Het was bovendien een bijzonder jaar: niet alleen vierde men het Corpslustrum (380 jaar Universiteit en 380 jaar Utrechts studentenleven), maar ook het 200-jarig bestaan van de Sociëteit PHRM.
Op 26 februari vond in TivoliVredenburg de “Dies Maximus” plaats, een feestavond met honderden leden en reünisten, gevolgd door het traditionele kroegjool op PHRM. Ter gelegenheid van het jubileum verscheen ook het boek Placet Hic Requiescere Musis 1816–2016.

Van 9 t/m 17 juli vierde het Corps het lustrum met toneel, muziek en festiviteiten. Een beeld van Don Quichot werd onthuld op de hoek van de Nobelstraat en de Keizerstraat: een ode aan idealisme en waanzin. Na vandalisme verdween het tijdelijk in depot, maar vond later een nieuwe, symbolische plek, in de tuin achter het Academiegebouw aan het Domplein. Voor wie graag telt: dit was het 76e lustrum van het Utrechts Studenten Corps.

Giacomo Casanova (2021)

Het daaropvolgende lustrum, in 2021, stond in het teken van Giacomo Casanova, de Venetiaanse avonturier, schrijver, vertaler, filosoof en levenskunstenaar uit de achttiende eeuw. Zijn naam is synoniem geworden met charme en verleiding, maar de Casanova van het Corps was meer dan dat: een symbool van nieuwsgierigheid, vrijheidsdrang en menselijke veelzijdigheid.

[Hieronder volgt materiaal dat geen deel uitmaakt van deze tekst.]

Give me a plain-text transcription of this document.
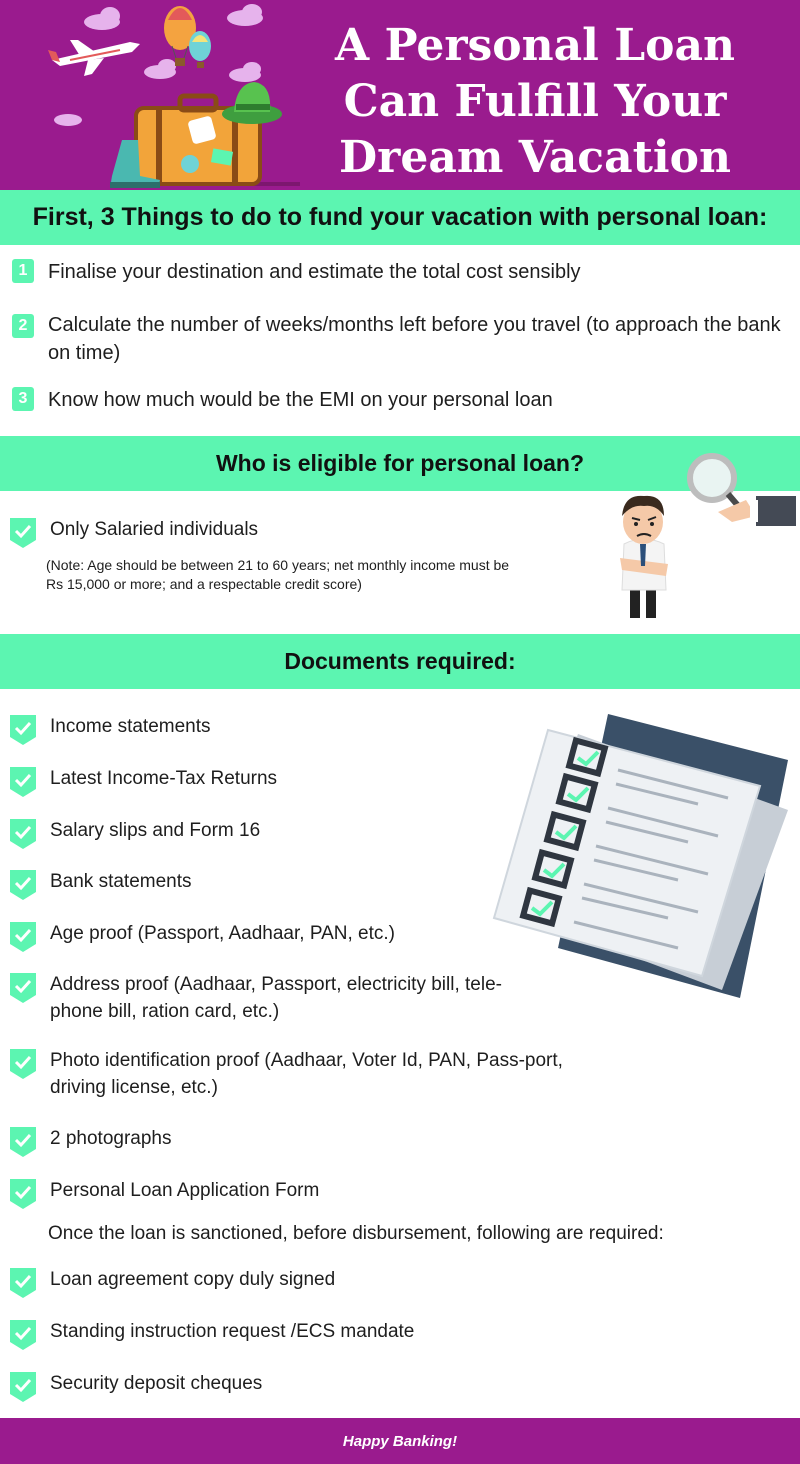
A Personal Loan
Can Fulfill Your
Dream Vacation
First, 3 Things to do to fund your vacation with personal loan:
1	Finalise your destination and estimate the total cost sensibly
2	Calculate the number of weeks/months left before you travel (to approach the bank on time)
3	Know how much would be the EMI on your personal loan
Who is eligible for personal loan?
Only Salaried individuals
(Note: Age should be between 21 to 60 years; net monthly income must be Rs 15,000 or more; and a respectable credit score)
Documents required:
Income statements
Latest Income-Tax Returns
Salary slips and Form 16
Bank statements
Age proof (Passport, Aadhaar, PAN, etc.)
Address proof (Aadhaar, Passport, electricity bill, tele-phone bill, ration card, etc.)
Photo identification proof (Aadhaar, Voter Id, PAN, Pass-port, driving license, etc.)
2 photographs
Personal Loan Application Form
Once the loan is sanctioned, before disbursement, following are required:
Loan agreement copy duly signed
Standing instruction request /ECS mandate
Security deposit cheques
Happy Banking!
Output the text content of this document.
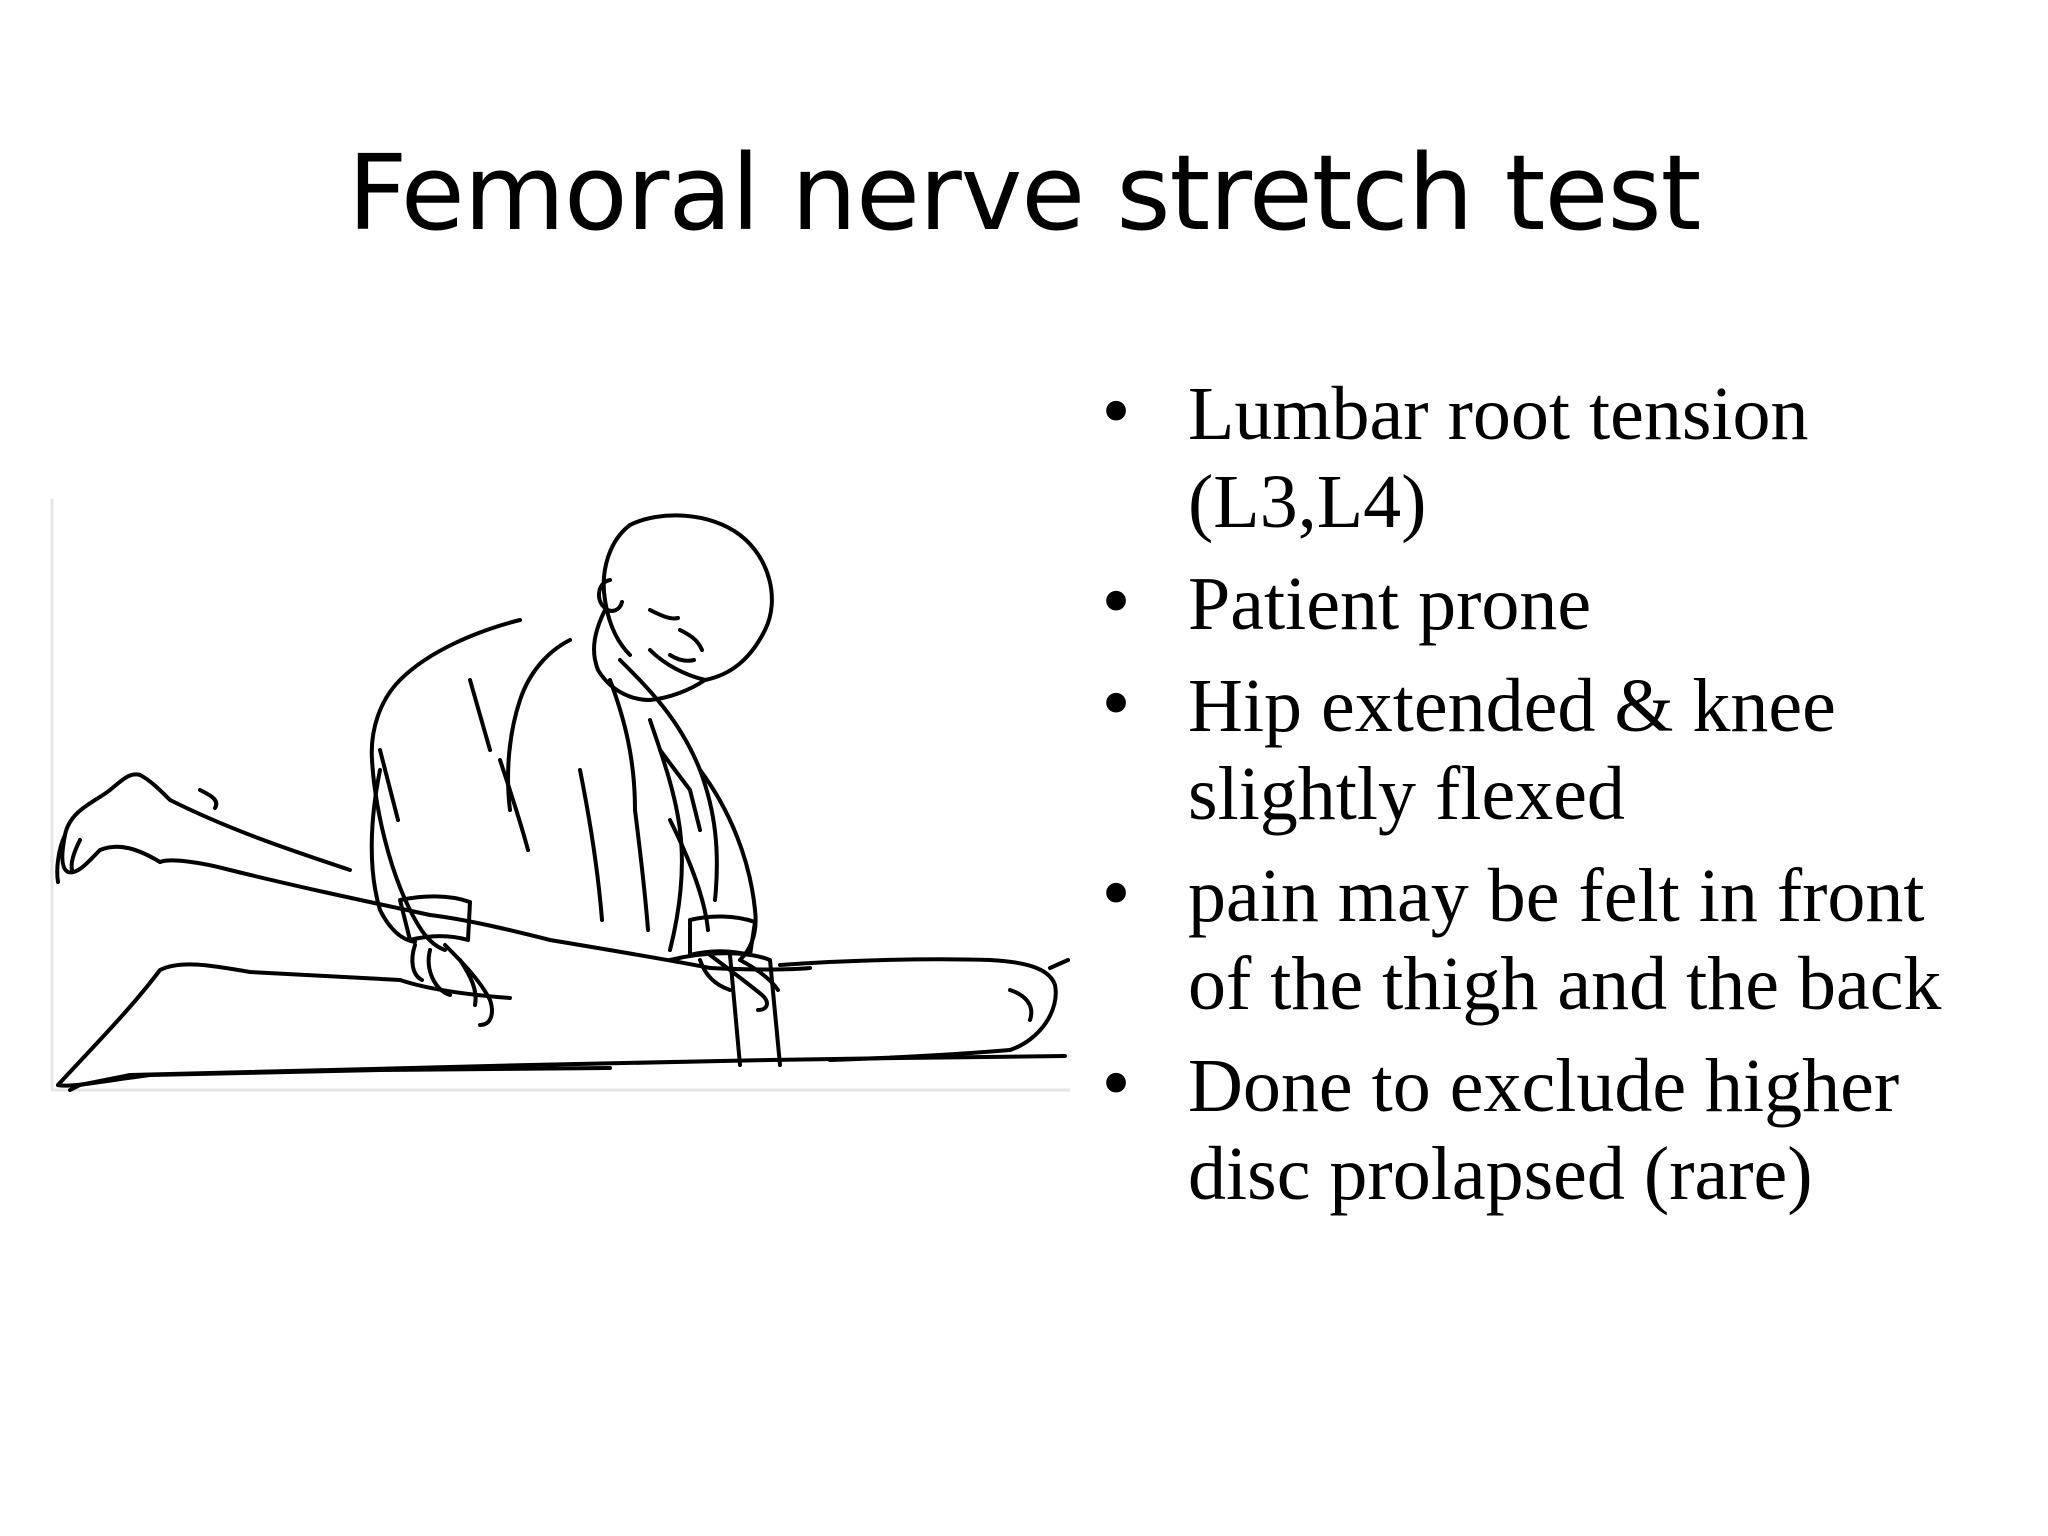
Femoral nerve stretch test
• Lumbar root tension (L3,L4)
• Patient prone
• Hip extended & knee slightly flexed
• pain may be felt in front of the thigh and the back
• Done to exclude higher disc prolapsed (rare)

Het was een lustrum in moeilijke omstandigheden. De wereld werd beheerst door de COVID-pandemie, waardoor de oorspronkelijk groots geplande viering in juli moest worden uitgesteld naar eind augustus en uiteindelijk grotendeels werd afgelast. Toch werd er, ondanks alles, een waardige viering gehouden.

In de Domkerk vond een plechtige ceremonie plaats voor allen die aan de organisatie hadden gewerkt. Daarnaast werden twee opvoeringen van het lustrumspel Giacomo Casanova gespeeld, en zes opvoeringen van de Honorairentravestie “Romy o Julia” , een humoristische verwijzing naar Shakespeare’s klassieker, maar dan met een Corps-signatuur.